Chain-like structures observed by x-ray microtomography in the experimental sample referred to in the main text [36]. On the left-hand side, three cross-sectional images at different heights $H$ from the base of the sample are depicted. Bright spots label the positions of magnetic particles. On the right-hand side, a three-dimensional reconstruction of the chain-like structures formed by the magnetic particles in the sample is shown. For details of the data acquisition see Ref. [36]. Taken from Ref. [36], Fig. 5. ©IOP Publishing. Reproduced by permission of IOP Publishing. All rights reserved.

Figure 4

Tunability of the dynamic behavior by an external magnetic field oriented perpendicular to the plane and affecting the magnetic moments. (a) Positions of the magnetic moments are extracted from the x-ray microtomographic cross-sectional image of an anisotropic real experimental sample [36] displayed for $H=3$ mm on the left-hand side of Fig. 3. Only a fraction of the image is shown for illustration.
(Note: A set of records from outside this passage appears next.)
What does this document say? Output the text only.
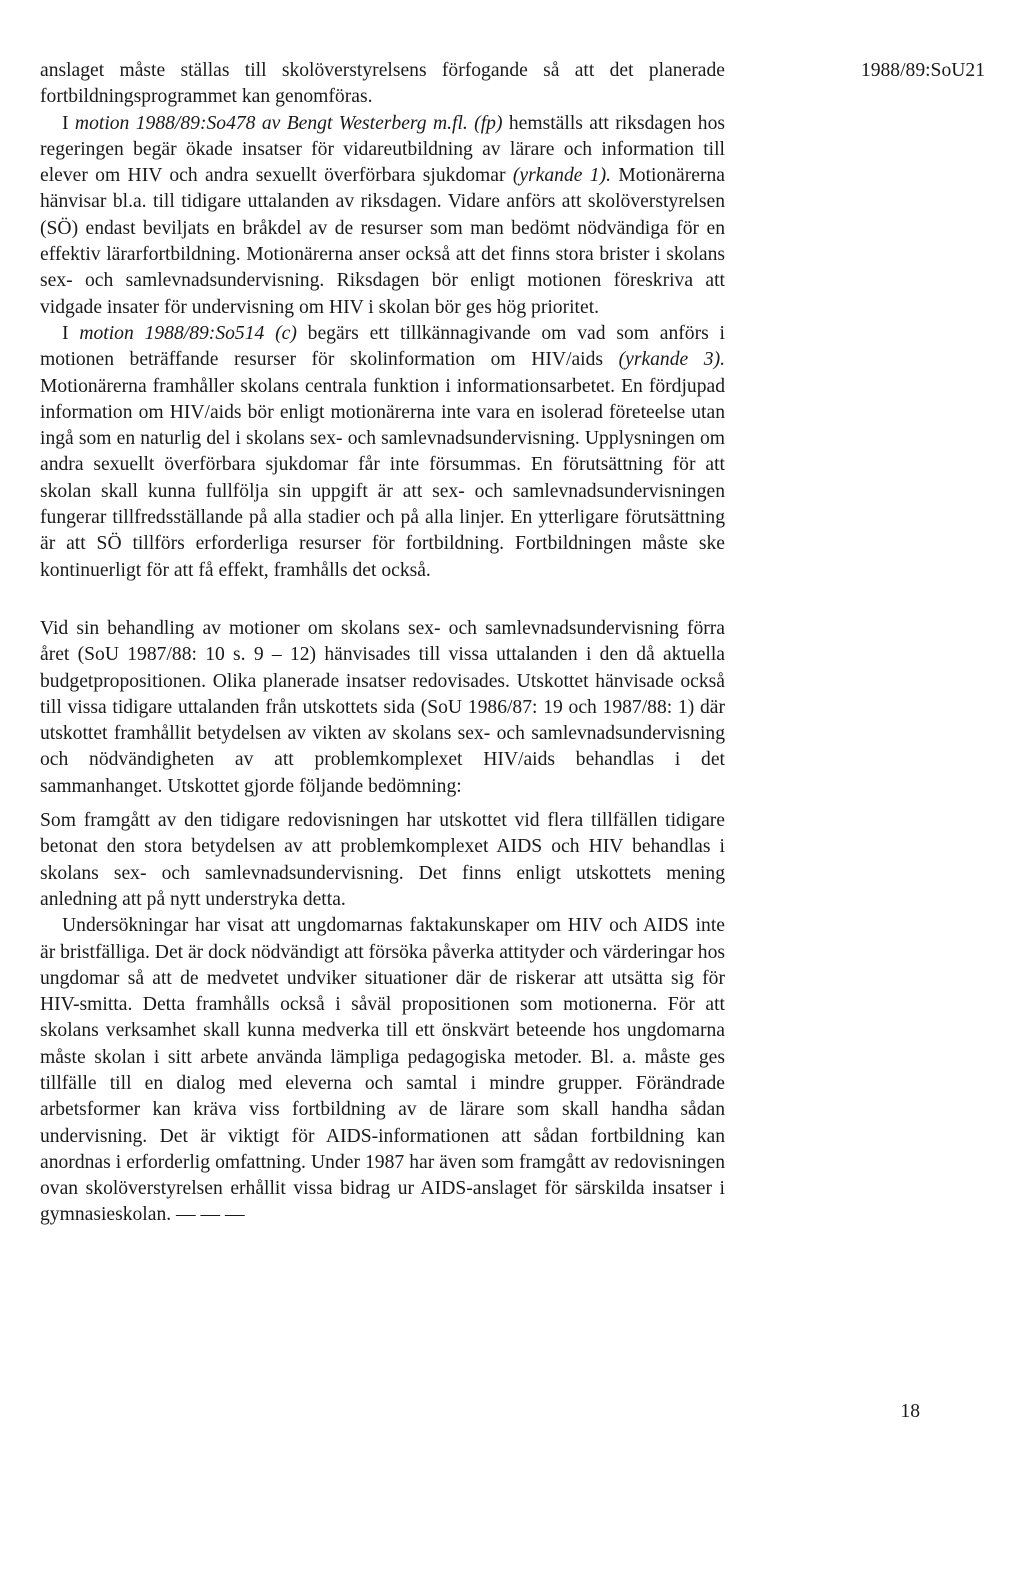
1988/89:SoU21

anslaget måste ställas till skolöverstyrelsens förfogande så att det planerade fortbildningsprogrammet kan genomföras.

I motion 1988/89:So478 av Bengt Westerberg m.fl. (fp) hemställs att riksdagen hos regeringen begär ökade insatser för vidareutbildning av lärare och information till elever om HIV och andra sexuellt överförbara sjukdomar (yrkande 1). Motionärerna hänvisar bl.a. till tidigare uttalanden av riksdagen. Vidare anförs att skolöverstyrelsen (SÖ) endast beviljats en bråkdel av de resurser som man bedömt nödvändiga för en effektiv lärarfortbildning. Motionärerna anser också att det finns stora brister i skolans sex- och samlevnadsundervisning. Riksdagen bör enligt motionen föreskriva att vidgade insater för undervisning om HIV i skolan bör ges hög prioritet.

I motion 1988/89:So514 (c) begärs ett tillkännagivande om vad som anförs i motionen beträffande resurser för skolinformation om HIV/aids (yrkande 3). Motionärerna framhåller skolans centrala funktion i informationsarbetet. En fördjupad information om HIV/aids bör enligt motionärerna inte vara en isolerad företeelse utan ingå som en naturlig del i skolans sex- och samlevnadsundervisning. Upplysningen om andra sexuellt överförbara sjukdomar får inte försummas. En förutsättning för att skolan skall kunna fullfölja sin uppgift är att sex- och samlevnadsundervisningen fungerar tillfredsställande på alla stadier och på alla linjer. En ytterligare förutsättning är att SÖ tillförs erforderliga resurser för fortbildning. Fortbildningen måste ske kontinuerligt för att få effekt, framhålls det också.

Vid sin behandling av motioner om skolans sex- och samlevnadsundervisning förra året (SoU 1987/88: 10 s. 9 – 12) hänvisades till vissa uttalanden i den då aktuella budgetpropositionen. Olika planerade insatser redovisades. Utskottet hänvisade också till vissa tidigare uttalanden från utskottets sida (SoU 1986/87: 19 och 1987/88: 1) där utskottet framhållit betydelsen av vikten av skolans sex- och samlevnadsundervisning och nödvändigheten av att problemkomplexet HIV/aids behandlas i det sammanhanget. Utskottet gjorde följande bedömning:

Som framgått av den tidigare redovisningen har utskottet vid flera tillfällen tidigare betonat den stora betydelsen av att problemkomplexet AIDS och HIV behandlas i skolans sex- och samlevnadsundervisning. Det finns enligt utskottets mening anledning att på nytt understryka detta.

Undersökningar har visat att ungdomarnas faktakunskaper om HIV och AIDS inte är bristfälliga. Det är dock nödvändigt att försöka påverka attityder och värderingar hos ungdomar så att de medvetet undviker situationer där de riskerar att utsätta sig för HIV-smitta. Detta framhålls också i såväl propositionen som motionerna. För att skolans verksamhet skall kunna medverka till ett önskvärt beteende hos ungdomarna måste skolan i sitt arbete använda lämpliga pedagogiska metoder. Bl. a. måste ges tillfälle till en dialog med eleverna och samtal i mindre grupper. Förändrade arbetsformer kan kräva viss fortbildning av de lärare som skall handha sådan undervisning. Det är viktigt för AIDS-informationen att sådan fortbildning kan anordnas i erforderlig omfattning. Under 1987 har även som framgått av redovisningen ovan skolöverstyrelsen erhållit vissa bidrag ur AIDS-anslaget för särskilda insatser i gymnasieskolan. — — —

18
Gray areas correspond to the microtomographic spots. (b) Tunability of the spectrum by changing the magnetization. (c) The density of dynamic modes gets shifted in the frequency direction by adjusting the magnetization. Dynamic modes for $\omega \approx 1.3$ and $\omega \approx 2.5$ ($m=1$) are illustrated in Figs. 5 and 5, respectively. [The tomography data in panel (a) are taken from Ref. [36], Fig. 5 ($H=3$ mm), ©IOP Publishing. Reproduced by permission of IOP Publishing. All rights reserved.]

Figure 5

Illustration of dynamic relaxational modes for the 969-particle planar irregular lattice extracted from the experimental sample. Colored illustrations of the deformed lattices for each mode are superposed to the black undistorted lattice corresponding to the energetic ground state. (a) Examples of lower modes show the expected global collective deformations, here of elliptic (${\lambda }_4$), triangular (${\lambda }_{10}$), quadratic (${\lambda }_{13}$), pentagonal (${\lambda }_{15}$), hexagonal (${\lambda }_{22}$), and heptagonal (${\lambda }_{24}$) shape. Selected eigenmodes (b) around the end of the “Debye plateau” ($\omega \approx 1.3)$ and (c) around the small hump that might be connected to a “boson peak” ($\omega \approx 2.5$), cf. Fig. 4, show a much more localized character. The initial spring lengths $r_{ij}^{\left(0\right)}$ were set according to the values extracted from the experimental sample, while the magnetic moment was chosen as $m=1$.